Wisuda Perdana Amtsilati MDS, Program Intensif Satu Tahun Baca Kitab Kuning

0

TANGERANG SELATAN – Sabtu 20 Juli 2019, Madrasah Darus-Sunnah (MDS) yang didirikan oleh KH. Ali Mustafa Yaqub menghelat wisuda perdana Amtsilati. Prosesi yang diadakan di Syahida Inn UIN Syarif Hidayatullah Jakarta itu menjadi penanda selesainya program intensif Amtsilati. Sebanyak 27 santri kelas I MDS dinyatakan tamat dan diwisuda langsung oleh KH.Taufiqul Hakim, penyusun metode Amtsilati.

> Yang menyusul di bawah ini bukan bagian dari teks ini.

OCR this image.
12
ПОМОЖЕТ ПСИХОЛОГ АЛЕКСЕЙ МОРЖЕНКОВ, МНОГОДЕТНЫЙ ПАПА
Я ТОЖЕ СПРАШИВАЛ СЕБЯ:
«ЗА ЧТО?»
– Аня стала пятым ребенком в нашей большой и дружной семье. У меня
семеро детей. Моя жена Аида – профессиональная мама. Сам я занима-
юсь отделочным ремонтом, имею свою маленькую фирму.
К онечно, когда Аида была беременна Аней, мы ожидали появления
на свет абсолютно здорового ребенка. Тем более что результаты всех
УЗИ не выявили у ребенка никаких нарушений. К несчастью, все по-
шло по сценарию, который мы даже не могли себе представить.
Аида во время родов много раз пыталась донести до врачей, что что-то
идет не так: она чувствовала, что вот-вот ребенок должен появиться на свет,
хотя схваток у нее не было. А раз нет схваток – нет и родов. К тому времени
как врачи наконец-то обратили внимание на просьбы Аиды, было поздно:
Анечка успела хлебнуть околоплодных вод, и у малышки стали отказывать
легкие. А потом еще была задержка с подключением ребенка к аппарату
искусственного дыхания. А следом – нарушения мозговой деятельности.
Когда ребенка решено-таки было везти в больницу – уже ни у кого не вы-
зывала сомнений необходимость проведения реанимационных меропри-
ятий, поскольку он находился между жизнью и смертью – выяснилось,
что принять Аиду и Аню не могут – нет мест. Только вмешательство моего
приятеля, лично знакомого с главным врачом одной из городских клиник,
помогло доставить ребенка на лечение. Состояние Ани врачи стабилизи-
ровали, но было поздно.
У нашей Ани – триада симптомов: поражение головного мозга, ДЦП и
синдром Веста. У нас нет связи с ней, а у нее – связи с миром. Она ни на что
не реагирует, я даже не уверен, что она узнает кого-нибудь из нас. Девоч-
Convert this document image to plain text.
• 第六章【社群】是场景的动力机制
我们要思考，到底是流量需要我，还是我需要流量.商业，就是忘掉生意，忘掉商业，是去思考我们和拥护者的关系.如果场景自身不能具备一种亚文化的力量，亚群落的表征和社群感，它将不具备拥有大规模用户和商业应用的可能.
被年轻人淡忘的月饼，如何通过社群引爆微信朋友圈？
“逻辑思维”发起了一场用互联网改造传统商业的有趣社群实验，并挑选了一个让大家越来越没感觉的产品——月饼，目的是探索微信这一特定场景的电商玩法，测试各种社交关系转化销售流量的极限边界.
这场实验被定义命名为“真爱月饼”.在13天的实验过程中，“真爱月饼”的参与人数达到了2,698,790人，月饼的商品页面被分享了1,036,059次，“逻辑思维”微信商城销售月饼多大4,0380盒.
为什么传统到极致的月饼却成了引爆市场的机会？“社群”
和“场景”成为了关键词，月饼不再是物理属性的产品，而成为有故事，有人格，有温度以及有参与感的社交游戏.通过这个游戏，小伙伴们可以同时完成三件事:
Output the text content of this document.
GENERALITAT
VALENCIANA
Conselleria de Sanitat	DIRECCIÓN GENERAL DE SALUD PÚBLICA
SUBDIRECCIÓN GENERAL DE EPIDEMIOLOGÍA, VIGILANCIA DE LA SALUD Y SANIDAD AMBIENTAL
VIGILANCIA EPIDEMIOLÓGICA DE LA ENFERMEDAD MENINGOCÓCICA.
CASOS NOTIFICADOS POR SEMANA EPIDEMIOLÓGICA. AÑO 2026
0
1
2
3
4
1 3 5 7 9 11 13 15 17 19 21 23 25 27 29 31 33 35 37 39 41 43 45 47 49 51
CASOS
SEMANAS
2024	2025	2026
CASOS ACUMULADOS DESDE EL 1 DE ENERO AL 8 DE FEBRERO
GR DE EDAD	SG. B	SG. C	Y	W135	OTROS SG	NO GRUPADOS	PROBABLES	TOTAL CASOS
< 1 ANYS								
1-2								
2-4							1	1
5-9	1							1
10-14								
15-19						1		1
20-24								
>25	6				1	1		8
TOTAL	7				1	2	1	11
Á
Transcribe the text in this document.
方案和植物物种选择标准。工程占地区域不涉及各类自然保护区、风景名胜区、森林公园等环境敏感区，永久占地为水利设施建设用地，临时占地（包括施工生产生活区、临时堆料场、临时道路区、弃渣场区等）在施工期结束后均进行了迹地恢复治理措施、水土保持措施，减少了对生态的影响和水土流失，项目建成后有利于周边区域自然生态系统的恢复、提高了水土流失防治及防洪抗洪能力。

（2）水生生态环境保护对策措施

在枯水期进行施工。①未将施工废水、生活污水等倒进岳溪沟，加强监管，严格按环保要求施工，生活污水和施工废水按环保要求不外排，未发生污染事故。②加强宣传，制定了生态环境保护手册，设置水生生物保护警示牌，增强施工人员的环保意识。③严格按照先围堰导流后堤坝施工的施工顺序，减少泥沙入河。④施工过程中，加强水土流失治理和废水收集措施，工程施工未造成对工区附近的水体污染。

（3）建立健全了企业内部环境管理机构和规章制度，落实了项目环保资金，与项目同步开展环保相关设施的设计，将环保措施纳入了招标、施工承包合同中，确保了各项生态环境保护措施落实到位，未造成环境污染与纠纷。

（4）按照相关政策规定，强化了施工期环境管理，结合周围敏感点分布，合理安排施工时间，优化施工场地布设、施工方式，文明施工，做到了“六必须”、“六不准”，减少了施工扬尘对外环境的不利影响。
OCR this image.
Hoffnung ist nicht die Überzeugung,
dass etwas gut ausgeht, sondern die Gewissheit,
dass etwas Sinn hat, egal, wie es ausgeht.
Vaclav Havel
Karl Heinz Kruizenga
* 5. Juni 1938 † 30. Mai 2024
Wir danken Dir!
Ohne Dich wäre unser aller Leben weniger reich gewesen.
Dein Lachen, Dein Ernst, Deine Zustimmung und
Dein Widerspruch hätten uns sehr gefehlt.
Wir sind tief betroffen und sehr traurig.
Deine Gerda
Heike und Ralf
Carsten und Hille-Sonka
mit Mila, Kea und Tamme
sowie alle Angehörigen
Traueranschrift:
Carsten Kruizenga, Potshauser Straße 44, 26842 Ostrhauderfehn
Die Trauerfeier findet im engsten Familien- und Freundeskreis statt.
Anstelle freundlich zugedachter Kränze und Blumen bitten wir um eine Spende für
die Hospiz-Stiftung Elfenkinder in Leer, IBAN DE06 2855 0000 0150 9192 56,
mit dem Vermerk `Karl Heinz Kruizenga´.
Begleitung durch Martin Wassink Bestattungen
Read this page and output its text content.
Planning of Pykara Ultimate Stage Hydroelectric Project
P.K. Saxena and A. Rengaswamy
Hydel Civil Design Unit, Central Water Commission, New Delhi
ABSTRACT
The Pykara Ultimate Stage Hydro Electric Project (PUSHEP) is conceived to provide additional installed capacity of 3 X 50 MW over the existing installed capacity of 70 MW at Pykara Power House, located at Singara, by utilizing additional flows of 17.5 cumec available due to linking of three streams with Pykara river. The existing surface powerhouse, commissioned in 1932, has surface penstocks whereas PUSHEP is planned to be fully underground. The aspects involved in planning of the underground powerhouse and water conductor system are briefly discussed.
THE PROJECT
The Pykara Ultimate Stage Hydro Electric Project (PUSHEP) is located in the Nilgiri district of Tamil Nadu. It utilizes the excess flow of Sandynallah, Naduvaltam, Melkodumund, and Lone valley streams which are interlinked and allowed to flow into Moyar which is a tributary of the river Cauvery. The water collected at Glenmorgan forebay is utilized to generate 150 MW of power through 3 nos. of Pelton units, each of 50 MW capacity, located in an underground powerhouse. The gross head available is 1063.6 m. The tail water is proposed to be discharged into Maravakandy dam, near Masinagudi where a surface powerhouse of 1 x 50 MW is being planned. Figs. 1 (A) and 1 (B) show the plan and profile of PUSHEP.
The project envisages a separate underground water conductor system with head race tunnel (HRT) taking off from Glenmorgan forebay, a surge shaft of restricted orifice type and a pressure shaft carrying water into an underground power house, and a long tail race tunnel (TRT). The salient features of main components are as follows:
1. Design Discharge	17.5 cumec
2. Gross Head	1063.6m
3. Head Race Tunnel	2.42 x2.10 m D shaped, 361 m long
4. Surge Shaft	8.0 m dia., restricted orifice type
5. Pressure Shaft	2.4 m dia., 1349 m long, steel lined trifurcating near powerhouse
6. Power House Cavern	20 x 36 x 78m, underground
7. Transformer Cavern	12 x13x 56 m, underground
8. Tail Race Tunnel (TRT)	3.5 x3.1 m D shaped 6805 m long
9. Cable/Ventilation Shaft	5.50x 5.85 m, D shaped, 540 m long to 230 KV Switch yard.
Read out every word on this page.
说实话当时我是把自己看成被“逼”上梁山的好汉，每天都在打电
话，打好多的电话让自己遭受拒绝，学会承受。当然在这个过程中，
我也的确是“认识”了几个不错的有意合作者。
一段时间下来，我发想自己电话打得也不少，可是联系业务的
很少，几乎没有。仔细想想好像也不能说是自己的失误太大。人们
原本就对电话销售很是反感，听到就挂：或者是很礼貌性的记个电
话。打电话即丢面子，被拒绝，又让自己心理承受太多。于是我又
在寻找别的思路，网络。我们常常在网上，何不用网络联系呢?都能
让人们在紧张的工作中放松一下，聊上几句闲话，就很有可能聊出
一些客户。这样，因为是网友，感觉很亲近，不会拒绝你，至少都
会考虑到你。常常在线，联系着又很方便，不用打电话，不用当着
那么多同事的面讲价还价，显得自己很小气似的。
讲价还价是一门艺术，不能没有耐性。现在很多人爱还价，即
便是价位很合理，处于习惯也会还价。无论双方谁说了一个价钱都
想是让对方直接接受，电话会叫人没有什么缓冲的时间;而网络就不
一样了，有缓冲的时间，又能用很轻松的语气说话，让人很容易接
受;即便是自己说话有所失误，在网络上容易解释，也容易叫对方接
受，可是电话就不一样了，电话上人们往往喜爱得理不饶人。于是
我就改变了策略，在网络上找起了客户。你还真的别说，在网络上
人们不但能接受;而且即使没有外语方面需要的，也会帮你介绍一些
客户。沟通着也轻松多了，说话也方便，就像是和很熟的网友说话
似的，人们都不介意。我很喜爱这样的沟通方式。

“Metode Amtsilati adalah pengantar awal yang membantu santri cepat memahami dasar tata bahasa Arab, serta mahir mempraktikannya. Akan tetapi perlu dimatangkan lagi dengan mengaji kitab-kitab klasik ilmu nahwu dan sharaf. Mulai dari al-Ajurumiyah, Durat al-Yatimah, al-‘Amrithi, al-Maqshud, hingga Alfiyah Ibni Malik,” papar KH. Taufiqul Hakim dalam sambutannya yang juga pengasuh pondok pesantren Amtsilati Jepara.

Hal senada juga diutarakan oleh Ust. Muhammad Hanifuddin selaku Waka Akademik MDS bahwa pembelajaran Amtsilati diniatkan untuk jembatan awal bagi santri. Khususnya untuk mempermudah memahami dan mempraktikkan tata bahasa Arab untuk membaca kitab kuning. Menurut Hanif, kompetensi ini tidak dapat ditawar karena sedari awal, visi misi MDS adalah mengader ulama sejak usia dini.

Di empat tahun sebelumnya, MDS belum menerapkan program intensif Amtsilati. Tetapi langsung mengkaji kitab al-Ajurumiyah dan al-Amtsilah al-Tashrifiyah. Amtsilati hanya menjadi salah satu mata pelajaran penunjang. Setelah dilakukan evaluasi, disepakati untuk menggunakan strategi baru. Yakni menerapkan program intensif Amtsilati penuh satu tahun. Setelah itu baru disusul dengan al-Ajurumiyah, al-‘Amrithi, dan Alfiyah Ibni Malik.

“Kita berharap santri-santri MDS lebih mahir dan giat mempelajari kitab kuning. Tidak lain karena kemampuan membaca kitab kuning adalah prasyarat untuk memahami ilmu keislaman secara baik dan bertanggung jawab,” pungkas Hanif. (eep)

Comments
Loading...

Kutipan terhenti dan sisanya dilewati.